What’s even scarier than those that want to ignore history is those who have doctored it. Black history has been so watered down over the years, that it has tainted some people’s thinking of what really was. White historians have largely told the story of America’s past that is presented in the mainstream, while Black voices have been left out or downplayed. The Rev. Martin Luther King Jr. had a dream, but he wasn’t assassinated simply because he wanted Black and white people to live together in harmony. Hank Aaron was a baseball legend, but let’s just not talk about his records, but also the racism and hardship he faced as he broke them.

So when critics of the 1619 (the year African slaves arrived to the Colony of Virginia) Project say it is inaccurate and promotes divisiveness, they are mistaken.
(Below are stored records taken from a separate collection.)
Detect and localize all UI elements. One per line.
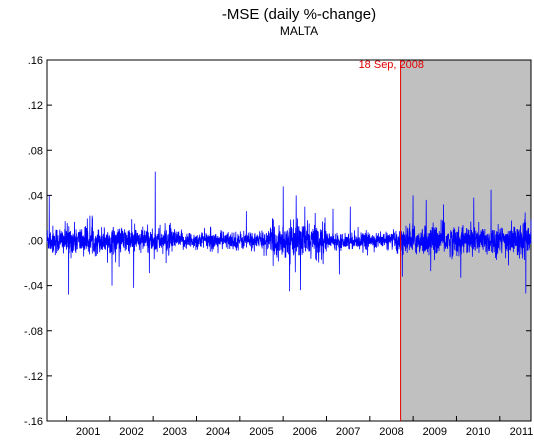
chart-title: -MSE (daily %-change)	[222, 6, 376, 23]
x-tick-label: 2001	[76, 426, 100, 438]
y-tick-label: -.08	[24, 326, 43, 338]
y-tick-label: .12	[28, 100, 43, 112]
event-label: 18 Sep, 2008	[359, 59, 424, 71]
y-tick-label: -.16	[24, 416, 43, 428]
plot-area: .16 .12 .08 .04 .00 -.04 -.08 -.12 -.16 2001 2002 2…	[24, 55, 533, 438]
x-tick-label: 2007	[336, 426, 360, 438]
x-tick-label: 2002	[119, 426, 143, 438]
y-tick-label: -.04	[24, 281, 43, 293]
series-line	[46, 171, 532, 295]
y-tick-label: .08	[28, 145, 43, 157]
chart-subtitle: MALTA	[280, 24, 318, 38]
x-tick-label: 2009	[423, 426, 447, 438]
y-tick-label: -.12	[24, 371, 43, 383]
y-tick-label: .04	[28, 190, 43, 202]
y-tick-label: .00	[28, 236, 43, 248]
x-tick-label: 2003	[163, 426, 187, 438]
x-tick-label: 2005	[249, 426, 273, 438]
x-tick-label: 2006	[293, 426, 317, 438]
x-tick-label: 2008	[379, 426, 403, 438]
y-tick-label: .16	[28, 55, 43, 67]
x-tick-label: 2010	[466, 426, 490, 438]
x-tick-label: 2004	[206, 426, 230, 438]
x-tick-label: 2011	[510, 426, 534, 438]
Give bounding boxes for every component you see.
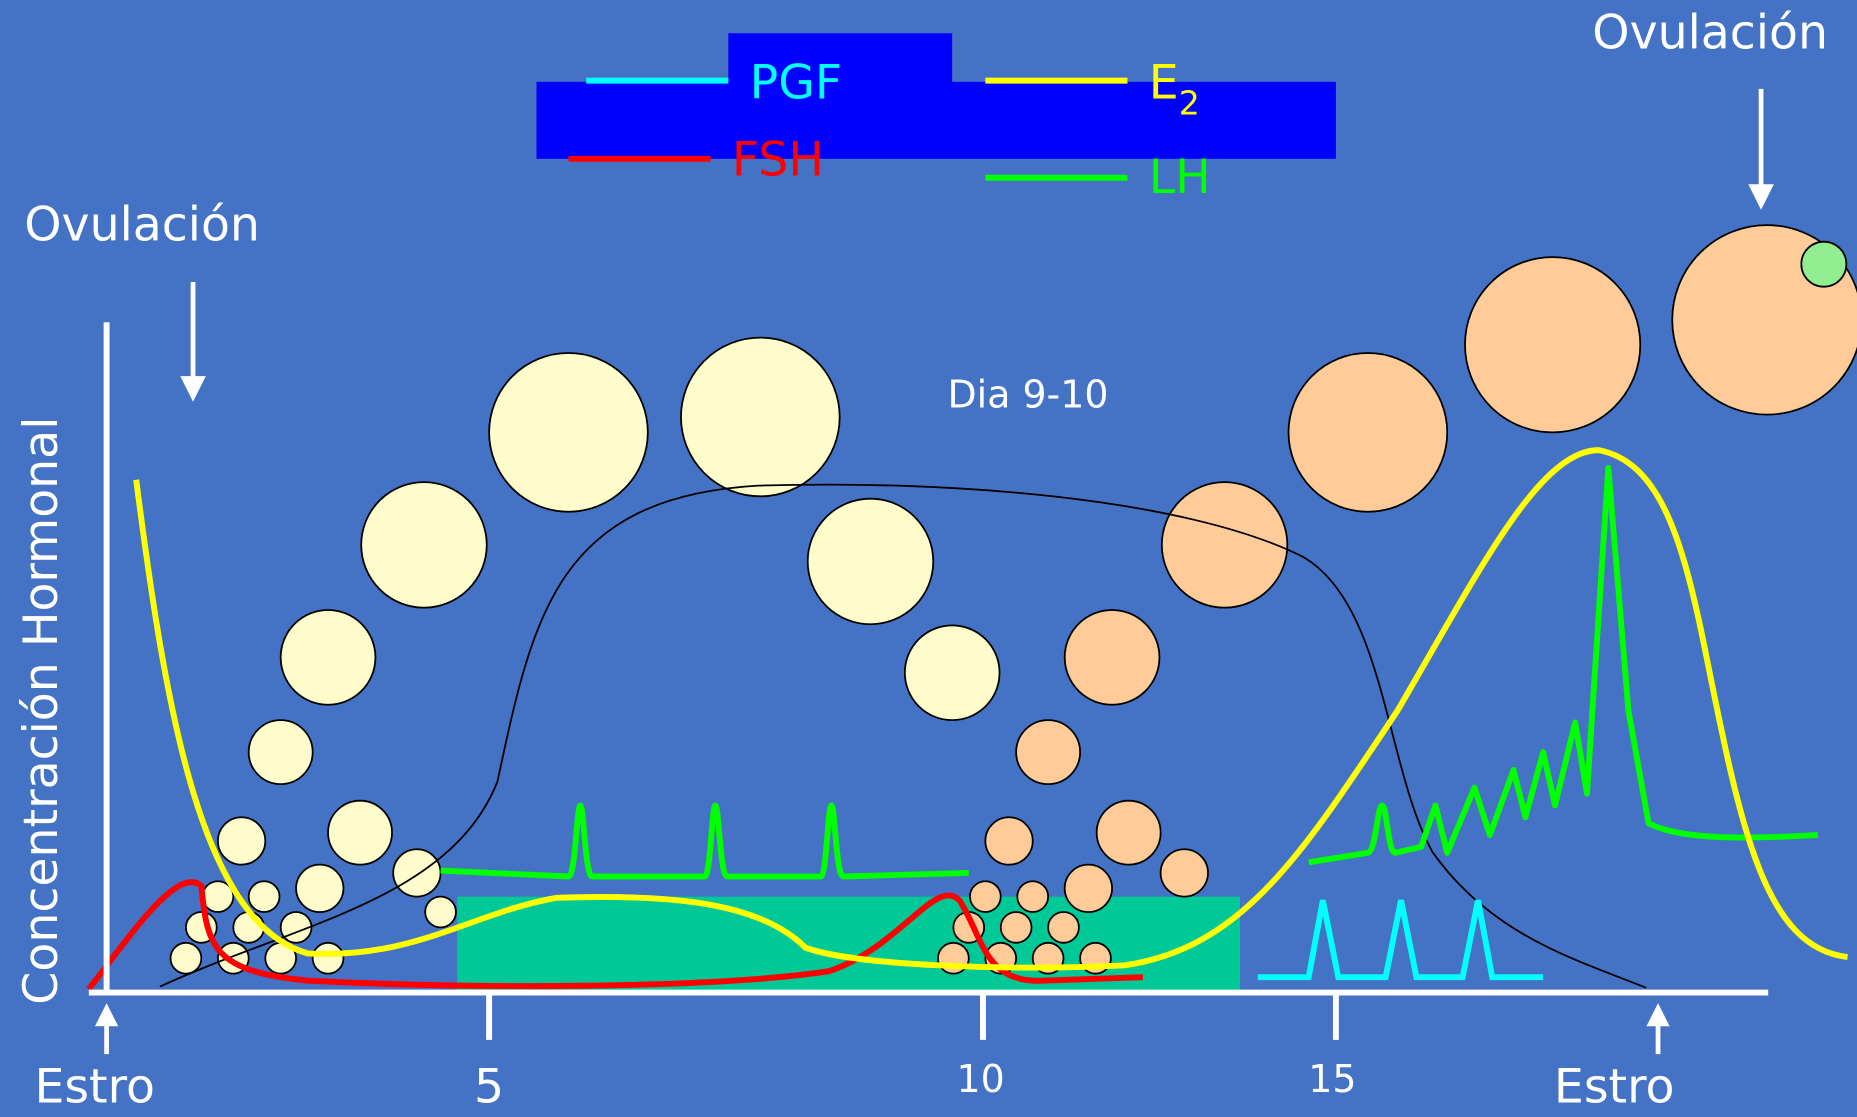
follicle: [1162, 482, 1288, 608]
follicle: [1465, 257, 1640, 432]
follicle: [425, 897, 456, 928]
x-tick-label: 10: [957, 1057, 1005, 1101]
follicle: [1048, 912, 1079, 943]
follicle: [905, 625, 1000, 720]
follicle: [681, 338, 840, 497]
follicle: [296, 865, 343, 912]
page: {"legend": {"pgf": "PGF", "fsh": "FSH", …: [0, 0, 1857, 1117]
day-label: Dia 9-10: [948, 372, 1109, 416]
follicle: [1161, 849, 1208, 896]
follicle: [313, 943, 344, 974]
follicle: [489, 353, 648, 512]
y-axis-label: Concentración Hormonal: [14, 417, 69, 1005]
legend-fsh: FSH: [732, 132, 824, 187]
legend-pgf: PGF: [750, 55, 843, 110]
follicle: [1065, 865, 1112, 912]
follicle: [970, 881, 1001, 912]
follicle: [281, 610, 376, 705]
ovulation-label: Ovulación: [1592, 6, 1828, 61]
legend-lh: LH: [1149, 150, 1211, 205]
follicle: [1016, 720, 1080, 784]
follicle: [328, 801, 392, 865]
estrus-label: Estro: [1554, 1060, 1675, 1115]
follicle: [985, 817, 1032, 864]
follicle: [1017, 881, 1048, 912]
estrus-label: Estro: [34, 1060, 155, 1115]
follicle: [808, 499, 934, 625]
x-tick-label: 15: [1308, 1057, 1356, 1101]
ovulation-label: Ovulación: [24, 197, 260, 252]
follicle: [218, 817, 265, 864]
follicle: [1001, 912, 1032, 943]
follicle: [249, 720, 313, 784]
diagram: PGF FSH E2 LH: [0, 0, 1857, 1117]
follicle: [171, 943, 202, 974]
follicle: [249, 881, 280, 912]
legend-e2-subscript: 2: [1179, 83, 1200, 122]
follicle: [1097, 801, 1161, 865]
follicle: [1065, 610, 1160, 705]
follicle: [361, 482, 487, 608]
follicle: [393, 849, 440, 896]
oocyte: [1801, 242, 1846, 287]
legend-box: [536, 82, 1335, 159]
x-tick-label: 5: [474, 1060, 504, 1115]
follicle: [1289, 353, 1448, 512]
legend-e2-text: E: [1149, 55, 1179, 110]
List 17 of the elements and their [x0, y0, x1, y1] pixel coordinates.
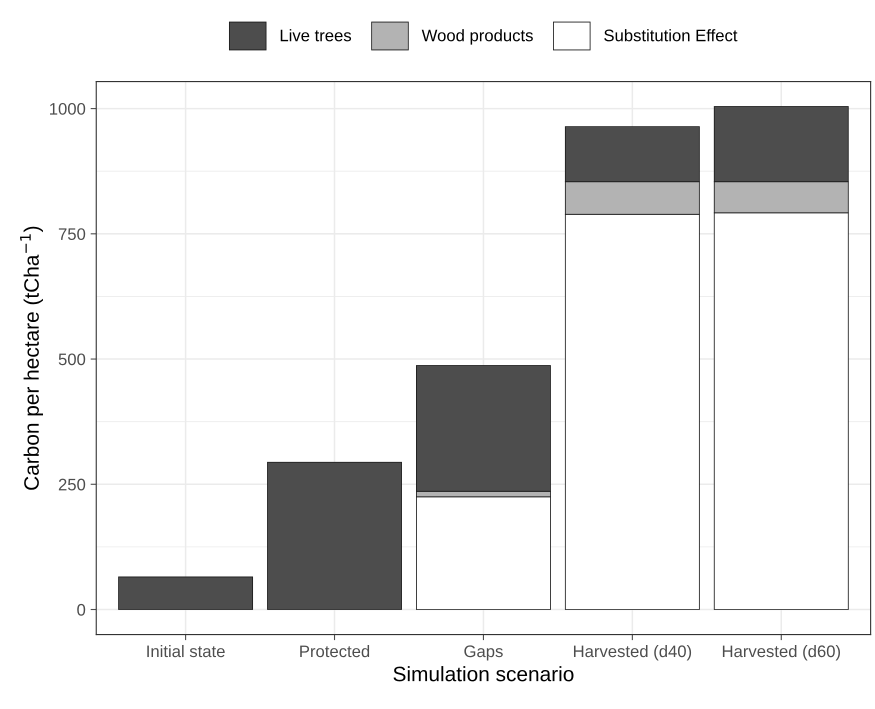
y-tick-label: 250 [58, 478, 86, 490]
y-tick-label: 0 [77, 604, 86, 616]
y-tick-label: 750 [58, 228, 86, 240]
x-axis-title: Simulation scenario [393, 666, 574, 682]
legend-label: Wood products [422, 29, 533, 45]
y-tick-label: 1000 [50, 102, 86, 115]
y-tick-label: 500 [58, 353, 86, 366]
x-tick-label: Protected [300, 644, 370, 658]
y-axis-title: Carbon per hectare (tCha$^{−1}$) [20, 226, 44, 490]
bar [118, 576, 254, 610]
x-tick-label: Initial state [147, 644, 225, 658]
x-tick-label: Harvested (d40) [574, 644, 692, 660]
legend-label: Live trees [280, 29, 352, 42]
bar [267, 462, 402, 610]
legend-label: Substitution Effect [604, 29, 738, 42]
x-tick-label: Harvested (d60) [722, 644, 840, 660]
x-tick-label: Gaps [464, 645, 503, 661]
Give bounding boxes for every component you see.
It tells the truth — and not what people want the truth to be. It is an uncomfortable truth that refuses to erase the experience of a whole race of people, but it is the story of this country.

In an ideal world, Black history would be a full part of American history. Some African Americans have written on social media that they don’t celebrate Black History month in February because they live it all year long. In concept, that is 1,000% the truth. African Americans built this country, and we are its history. Of course, we should be acknowledged every day of the year. In reality, that story isn’t told in all parts of the country and in all history books. Or when it is told, it doesn’t resonate.

We need Black History Month. The country is not at a place where it shouldn’t exist. I embrace it and celebrate it as we all should. I discover unsung heroes, support Black businesses and celebrate our achievements. I don’t take it for granted, because some people, like a few parents in Utah, would be happy if we didn’t acknowledge Black history at all.